I knew deep in my mind that it was fear, fear that if I say the wrong thing Noah will come back after me. He took me away from Michael so easily before that he could do it again without so much of a trace or Michael knowing (especially since he's locked in his office). I had never noticed how much that had scared me deep down but behind half alone in his big apartment definitely set me into fight or flight mode.

The idea of telling Michael slipped in to my mind but I didn't want to add another burden to what he already has. I'm a grown woman I can get over this fear.

Morgan had been blowing up my phone in the spare room for the last view days but I haven't dared to answer. I have no idea how to explain my recent departure from him and the family, vowing to myself to do it to keep them safe. A brief message had been sent to Morgan and Alex letting them know I'll see them at 'dads' funeral but I have so much work I have to go out the country for. Actual bullshit.

I couldn't stand the thought of talking to them, speaking to them, even thinking of them since I've found out they aren't my birth family. Annoyingly it had shifted my feelings towards the two men, and even Amelia. It didn't even feel right anymore calling her mom even if Sarah weren't much of one to me, she's officially my mom.

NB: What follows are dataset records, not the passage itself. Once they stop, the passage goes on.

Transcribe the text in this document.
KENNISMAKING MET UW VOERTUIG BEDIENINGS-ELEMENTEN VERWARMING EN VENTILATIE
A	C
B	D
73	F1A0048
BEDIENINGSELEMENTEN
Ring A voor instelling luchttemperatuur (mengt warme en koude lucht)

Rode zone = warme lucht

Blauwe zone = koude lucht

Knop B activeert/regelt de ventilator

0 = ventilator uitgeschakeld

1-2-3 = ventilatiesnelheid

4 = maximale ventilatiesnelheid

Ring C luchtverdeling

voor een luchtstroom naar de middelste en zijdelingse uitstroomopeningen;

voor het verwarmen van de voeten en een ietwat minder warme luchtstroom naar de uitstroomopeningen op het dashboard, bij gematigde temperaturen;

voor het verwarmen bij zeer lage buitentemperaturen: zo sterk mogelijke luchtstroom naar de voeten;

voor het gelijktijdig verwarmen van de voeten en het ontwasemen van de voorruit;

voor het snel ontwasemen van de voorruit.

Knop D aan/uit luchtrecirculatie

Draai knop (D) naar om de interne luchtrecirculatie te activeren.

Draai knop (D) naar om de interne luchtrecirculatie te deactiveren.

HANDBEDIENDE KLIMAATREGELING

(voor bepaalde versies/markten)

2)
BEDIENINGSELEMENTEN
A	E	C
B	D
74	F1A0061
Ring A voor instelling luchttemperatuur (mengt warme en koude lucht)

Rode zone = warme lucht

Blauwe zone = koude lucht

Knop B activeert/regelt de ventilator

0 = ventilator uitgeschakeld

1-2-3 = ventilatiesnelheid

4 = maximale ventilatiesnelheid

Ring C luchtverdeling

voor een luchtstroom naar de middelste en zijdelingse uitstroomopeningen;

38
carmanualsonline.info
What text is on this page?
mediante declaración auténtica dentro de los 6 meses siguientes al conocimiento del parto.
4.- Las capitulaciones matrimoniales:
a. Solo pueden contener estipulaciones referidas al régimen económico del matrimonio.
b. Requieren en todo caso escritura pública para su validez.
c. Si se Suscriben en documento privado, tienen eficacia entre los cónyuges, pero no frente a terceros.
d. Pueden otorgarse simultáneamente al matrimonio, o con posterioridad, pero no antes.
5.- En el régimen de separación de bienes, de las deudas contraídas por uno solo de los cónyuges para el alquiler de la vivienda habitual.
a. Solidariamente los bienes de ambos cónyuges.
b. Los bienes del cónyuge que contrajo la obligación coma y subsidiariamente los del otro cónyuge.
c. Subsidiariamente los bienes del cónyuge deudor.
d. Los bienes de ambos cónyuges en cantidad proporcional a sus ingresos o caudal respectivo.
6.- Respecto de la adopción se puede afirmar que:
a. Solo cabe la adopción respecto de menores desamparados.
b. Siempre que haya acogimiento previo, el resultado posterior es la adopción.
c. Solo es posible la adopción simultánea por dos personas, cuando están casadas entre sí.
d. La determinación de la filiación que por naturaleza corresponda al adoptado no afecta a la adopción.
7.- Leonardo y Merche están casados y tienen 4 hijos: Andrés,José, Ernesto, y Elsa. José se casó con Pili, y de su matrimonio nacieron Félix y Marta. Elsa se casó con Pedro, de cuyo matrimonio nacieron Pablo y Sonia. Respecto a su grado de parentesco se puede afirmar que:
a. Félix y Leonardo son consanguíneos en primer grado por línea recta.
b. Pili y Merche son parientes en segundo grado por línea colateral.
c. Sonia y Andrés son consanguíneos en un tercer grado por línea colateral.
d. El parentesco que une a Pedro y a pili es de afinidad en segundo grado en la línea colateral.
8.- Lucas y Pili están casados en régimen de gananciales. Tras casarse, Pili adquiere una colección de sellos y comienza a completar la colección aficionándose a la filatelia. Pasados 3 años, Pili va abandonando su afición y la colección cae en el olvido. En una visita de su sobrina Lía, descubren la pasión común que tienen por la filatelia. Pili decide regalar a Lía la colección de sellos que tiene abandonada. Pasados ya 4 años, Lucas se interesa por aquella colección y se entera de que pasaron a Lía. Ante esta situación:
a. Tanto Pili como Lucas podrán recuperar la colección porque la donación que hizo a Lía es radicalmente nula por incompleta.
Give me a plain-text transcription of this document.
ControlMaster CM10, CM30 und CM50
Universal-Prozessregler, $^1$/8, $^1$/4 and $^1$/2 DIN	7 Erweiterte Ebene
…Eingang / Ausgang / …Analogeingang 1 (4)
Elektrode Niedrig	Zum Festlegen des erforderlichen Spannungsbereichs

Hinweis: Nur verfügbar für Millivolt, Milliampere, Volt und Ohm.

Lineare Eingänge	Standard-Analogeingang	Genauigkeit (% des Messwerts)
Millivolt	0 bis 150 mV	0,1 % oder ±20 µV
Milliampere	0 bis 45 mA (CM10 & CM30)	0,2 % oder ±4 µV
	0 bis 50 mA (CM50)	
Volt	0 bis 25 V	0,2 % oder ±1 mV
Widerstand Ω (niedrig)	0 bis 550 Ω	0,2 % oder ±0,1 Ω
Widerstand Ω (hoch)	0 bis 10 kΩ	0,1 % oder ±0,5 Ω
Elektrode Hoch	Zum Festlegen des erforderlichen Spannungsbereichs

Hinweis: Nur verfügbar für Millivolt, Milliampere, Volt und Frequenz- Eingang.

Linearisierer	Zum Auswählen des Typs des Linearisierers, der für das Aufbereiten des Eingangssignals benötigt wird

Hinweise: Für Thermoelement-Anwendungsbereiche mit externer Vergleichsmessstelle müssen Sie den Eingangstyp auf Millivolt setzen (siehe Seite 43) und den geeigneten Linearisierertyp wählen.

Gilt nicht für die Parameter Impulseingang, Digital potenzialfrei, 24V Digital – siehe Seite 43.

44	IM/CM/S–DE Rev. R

There was even something deep in me that made me not want to go to my adoptive dad's funeral but I knew I had to. To say goodbye, to say goodbye to that life I had. This gang is my new life and family and hopefully my parents will become family and I can meet Mali.

I just felt unwanted and needing to find my place back in the world. The years of my life have been a lie to me and my safe space isn't really my safe space. Amelia was never going to tell me, weren't even fucked to tell me when 'dad' died. That revealed the person she was. I was going to stay living a lie.